Des militants des droits civiques mettent en garde contre la surveillance par le biais de la loi numérique européenne

La loi européenne sur les services numériques, ou DSA en abrégé, est sur le point d’être mise en œuvre. À compter du 17 février 2024, la nouvelle loi numérique de l’UE devrait entrer en vigueur dans tous les États membres et obligera notamment les opérateurs de plateformes en ligne à offrir davantage de protection à leurs utilisateurs. Mais une obligation de déclaration pour les opérateurs de plates-formes contenue dans le DSA pourrait avoir exactement l’effet inverse, comme le pense la Society for Freedom Rights (GFF). critiqué. Selon les militants des droits civiques, le règlement pourrait conduire au transfert d’innombrables données d’utilisateurs au BKA, ce qui pourrait également affecter des utilisateurs innocents.

Définition peu claire

Le contexte de l’avertissement est Article 18 du LDS. Dans ce document, l’UE oblige les opérateurs de plateformes à transmettre les données des utilisateurs aux autorités chargées de l’application des lois en cas de suspicion d’un crime « qui constitue une menace pour la vie ou la sécurité » des personnes. Aussi dans Brouillon du gouvernement fédéral pour l’adaptation de la législation nationale aux nouvelles exigences de l’UE, cette obligation de déclaration est incluse, en même temps que l’Office fédéral de la police criminelle est défini comme l’autorité responsable. Cependant, le GFF critique le fait que la DSA ne définit pas clairement quels crimes sont spécifiquement couverts par l’article 18. Dans ses justifications, la DSA ne fait référence, à titre d’exemple, qu’à des délits imaginables décrits dans trois directives européennes différentes visant à lutter contre la pédopornographie, la traite des êtres humains et le terrorisme.

Nouvelle qualité de suivi

Comme il n’est pas clairement défini dans quels cas les fournisseurs de plateformes doivent transmettre les données des utilisateurs aux autorités d’enquête, il existe un risque d’une « nouvelle qualité de surveillance », prévient le GFF. Cela pourrait entraîner une transmission massive des données des utilisateurs, qui pourrait également se faire « aux dépens d’utilisateurs potentiellement innocents ». Le problème est exacerbé par le fait que l’article 18 du LDS s’applique non seulement aux réseaux sociaux, mais aussi à tous les fournisseurs de sites d’hébergement.
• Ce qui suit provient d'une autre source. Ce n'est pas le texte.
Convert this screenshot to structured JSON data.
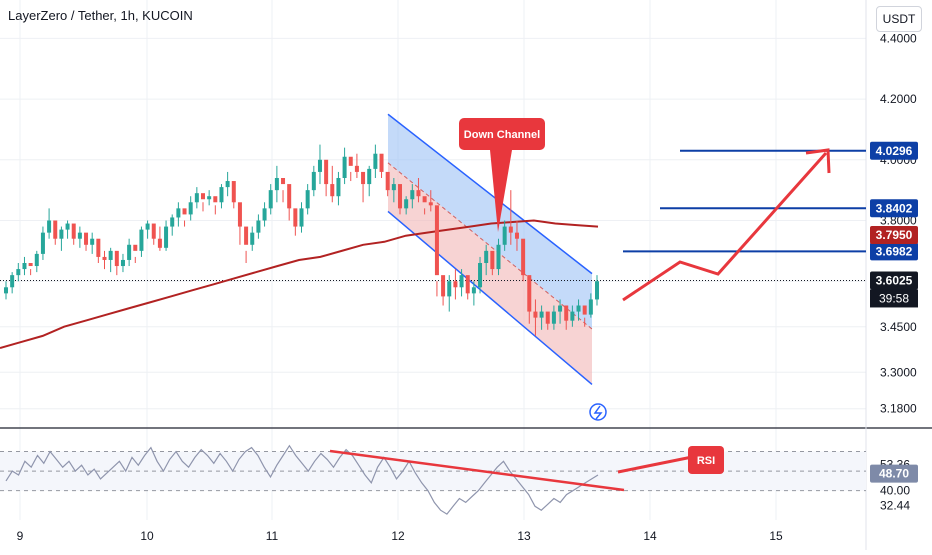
{
  "header": {
    "title": "LayerZero / Tether, 1h, KUCOIN",
    "currency": "USDT"
  },
  "colors": {
    "up": "#26a69a",
    "down": "#ef5350",
    "ma": "#b22222",
    "level": "#0d3fa6",
    "arrow": "#e8373d",
    "rsi": "#8f95ad",
    "channel_top": "#2962ff",
    "channel_fill_top": "#9cc2f5",
    "channel_fill_bottom": "#f1b5b5"
  },
  "chart_data": {
    "type": "candlestick",
    "price_axis": {
      "min": 3.1,
      "max": 4.5,
      "ticks": [
        "4.4000",
        "4.2000",
        "4.0000",
        "3.8000",
        "3.4500",
        "3.3000",
        "3.1800"
      ]
    },
    "time_axis": {
      "labels": [
        "9",
        "10",
        "11",
        "12",
        "13",
        "14",
        "15"
      ]
    },
    "horizontal_levels": [
      {
        "label": "4.0296",
        "value": 4.0296
      },
      {
        "label": "3.8402",
        "value": 3.8402
      },
      {
        "label": "3.6982",
        "value": 3.6982
      }
    ],
    "moving_average_label": "3.7950",
    "last_price": {
      "label": "3.6025",
      "value": 3.6025,
      "countdown": "39:58"
    },
    "annotations": {
      "channel": "Down Channel",
      "rsi": "RSI"
    },
    "rsi": {
      "ticks": [
        "53.36",
        "40.00",
        "32.44"
      ],
      "current": "48.70"
    },
    "candles_ohlc": [
      [
        3.56,
        3.6,
        3.54,
        3.58
      ],
      [
        3.58,
        3.63,
        3.56,
        3.62
      ],
      [
        3.62,
        3.66,
        3.6,
        3.64
      ],
      [
        3.64,
        3.68,
        3.62,
        3.66
      ],
      [
        3.66,
        3.64,
        3.62,
        3.65
      ],
      [
        3.65,
        3.7,
        3.63,
        3.69
      ],
      [
        3.69,
        3.78,
        3.67,
        3.76
      ],
      [
        3.76,
        3.84,
        3.74,
        3.8
      ],
      [
        3.8,
        3.76,
        3.72,
        3.74
      ],
      [
        3.74,
        3.78,
        3.7,
        3.77
      ],
      [
        3.77,
        3.8,
        3.74,
        3.79
      ],
      [
        3.79,
        3.76,
        3.72,
        3.74
      ],
      [
        3.74,
        3.78,
        3.71,
        3.76
      ],
      [
        3.76,
        3.74,
        3.7,
        3.72
      ],
      [
        3.72,
        3.76,
        3.69,
        3.74
      ],
      [
        3.74,
        3.71,
        3.66,
        3.68
      ],
      [
        3.68,
        3.7,
        3.64,
        3.67
      ],
      [
        3.67,
        3.71,
        3.63,
        3.7
      ],
      [
        3.7,
        3.67,
        3.62,
        3.65
      ],
      [
        3.65,
        3.69,
        3.63,
        3.67
      ],
      [
        3.67,
        3.74,
        3.65,
        3.72
      ],
      [
        3.72,
        3.68,
        3.66,
        3.7
      ],
      [
        3.7,
        3.78,
        3.68,
        3.77
      ],
      [
        3.77,
        3.8,
        3.74,
        3.79
      ],
      [
        3.79,
        3.76,
        3.72,
        3.74
      ],
      [
        3.74,
        3.78,
        3.7,
        3.71
      ],
      [
        3.71,
        3.8,
        3.7,
        3.78
      ],
      [
        3.78,
        3.82,
        3.75,
        3.81
      ],
      [
        3.81,
        3.86,
        3.78,
        3.84
      ],
      [
        3.84,
        3.8,
        3.78,
        3.82
      ],
      [
        3.82,
        3.88,
        3.8,
        3.86
      ],
      [
        3.86,
        3.91,
        3.84,
        3.89
      ],
      [
        3.89,
        3.86,
        3.83,
        3.87
      ],
      [
        3.87,
        3.9,
        3.85,
        3.88
      ],
      [
        3.88,
        3.85,
        3.82,
        3.86
      ],
      [
        3.86,
        3.92,
        3.84,
        3.91
      ],
      [
        3.91,
        3.96,
        3.88,
        3.93
      ],
      [
        3.93,
        3.88,
        3.84,
        3.86
      ],
      [
        3.86,
        3.8,
        3.72,
        3.78
      ],
      [
        3.78,
        3.7,
        3.66,
        3.72
      ],
      [
        3.72,
        3.78,
        3.7,
        3.76
      ],
      [
        3.76,
        3.82,
        3.74,
        3.8
      ],
      [
        3.8,
        3.86,
        3.78,
        3.84
      ],
      [
        3.84,
        3.92,
        3.82,
        3.9
      ],
      [
        3.9,
        3.98,
        3.86,
        3.94
      ],
      [
        3.94,
        3.9,
        3.86,
        3.92
      ],
      [
        3.92,
        3.86,
        3.8,
        3.84
      ],
      [
        3.84,
        3.79,
        3.75,
        3.78
      ],
      [
        3.78,
        3.86,
        3.76,
        3.84
      ],
      [
        3.84,
        3.92,
        3.82,
        3.9
      ],
      [
        3.9,
        3.98,
        3.88,
        3.96
      ],
      [
        3.96,
        4.05,
        3.92,
        4.0
      ],
      [
        4.0,
        3.94,
        3.88,
        3.92
      ],
      [
        3.92,
        3.98,
        3.86,
        3.88
      ],
      [
        3.88,
        3.96,
        3.85,
        3.94
      ],
      [
        3.94,
        4.04,
        3.92,
        4.01
      ],
      [
        4.01,
        3.96,
        3.93,
        3.98
      ],
      [
        3.98,
        4.02,
        3.94,
        3.96
      ],
      [
        3.96,
        3.92,
        3.86,
        3.92
      ],
      [
        3.92,
        3.98,
        3.88,
        3.97
      ],
      [
        3.97,
        4.05,
        3.94,
        4.02
      ],
      [
        4.02,
        3.98,
        3.94,
        3.96
      ],
      [
        3.96,
        3.92,
        3.88,
        3.9
      ],
      [
        3.9,
        3.94,
        3.86,
        3.92
      ],
      [
        3.92,
        3.86,
        3.82,
        3.84
      ],
      [
        3.84,
        3.88,
        3.82,
        3.87
      ],
      [
        3.87,
        3.92,
        3.84,
        3.9
      ],
      [
        3.9,
        3.94,
        3.86,
        3.88
      ],
      [
        3.88,
        3.84,
        3.82,
        3.86
      ],
      [
        3.86,
        3.9,
        3.83,
        3.85
      ],
      [
        3.85,
        3.6,
        3.55,
        3.62
      ],
      [
        3.62,
        3.58,
        3.52,
        3.55
      ],
      [
        3.55,
        3.62,
        3.5,
        3.6
      ],
      [
        3.6,
        3.64,
        3.54,
        3.58
      ],
      [
        3.58,
        3.64,
        3.55,
        3.62
      ],
      [
        3.62,
        3.6,
        3.54,
        3.56
      ],
      [
        3.56,
        3.6,
        3.52,
        3.58
      ],
      [
        3.58,
        3.68,
        3.56,
        3.66
      ],
      [
        3.66,
        3.72,
        3.62,
        3.7
      ],
      [
        3.7,
        3.66,
        3.62,
        3.64
      ],
      [
        3.64,
        3.74,
        3.62,
        3.72
      ],
      [
        3.72,
        3.8,
        3.7,
        3.78
      ],
      [
        3.78,
        3.9,
        3.72,
        3.76
      ],
      [
        3.76,
        3.8,
        3.7,
        3.74
      ],
      [
        3.74,
        3.68,
        3.6,
        3.62
      ],
      [
        3.62,
        3.58,
        3.46,
        3.5
      ],
      [
        3.5,
        3.54,
        3.42,
        3.48
      ],
      [
        3.48,
        3.52,
        3.44,
        3.5
      ],
      [
        3.5,
        3.48,
        3.44,
        3.46
      ],
      [
        3.46,
        3.52,
        3.44,
        3.5
      ],
      [
        3.5,
        3.54,
        3.46,
        3.52
      ],
      [
        3.52,
        3.5,
        3.44,
        3.47
      ],
      [
        3.47,
        3.52,
        3.45,
        3.5
      ],
      [
        3.5,
        3.54,
        3.47,
        3.52
      ],
      [
        3.52,
        3.48,
        3.45,
        3.49
      ],
      [
        3.49,
        3.56,
        3.48,
        3.54
      ],
      [
        3.54,
        3.62,
        3.52,
        3.6
      ]
    ],
    "ma_values": [
      3.38,
      3.4,
      3.42,
      3.45,
      3.47,
      3.49,
      3.51,
      3.53,
      3.55,
      3.57,
      3.59,
      3.61,
      3.63,
      3.65,
      3.67,
      3.68,
      3.7,
      3.72,
      3.73,
      3.75,
      3.76,
      3.77,
      3.78,
      3.79,
      3.795,
      3.8,
      3.79,
      3.785,
      3.78
    ]
  }
}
Le cercle des utilisateurs potentiellement concernés est donc énorme. Cela ressort également des exigences de poste annoncées par le BKA : selon le projet du gouvernement fédéral, 404 nouveaux postes doivent être pourvus afin de traiter l’afflux attendu de 720 000 signalements par an.

Aucune amende prévue

Le GFF note positivement que le projet du gouvernement fédéral ne prévoit aucune amende en cas de violation de l’obligation de transmission de données. Les opérateurs de plateformes ne doivent donc pas s’attendre à une amende s’ils ne respectent pas l’obligation de déclaration. Avant que la mise en œuvre nationale du DSA n’entre en vigueur en Allemagne, le projet doit maintenant être adopté par le Bundestag. On peut se demander si cela sera réalisé à temps avant la date limite fixée du 17 février 2024.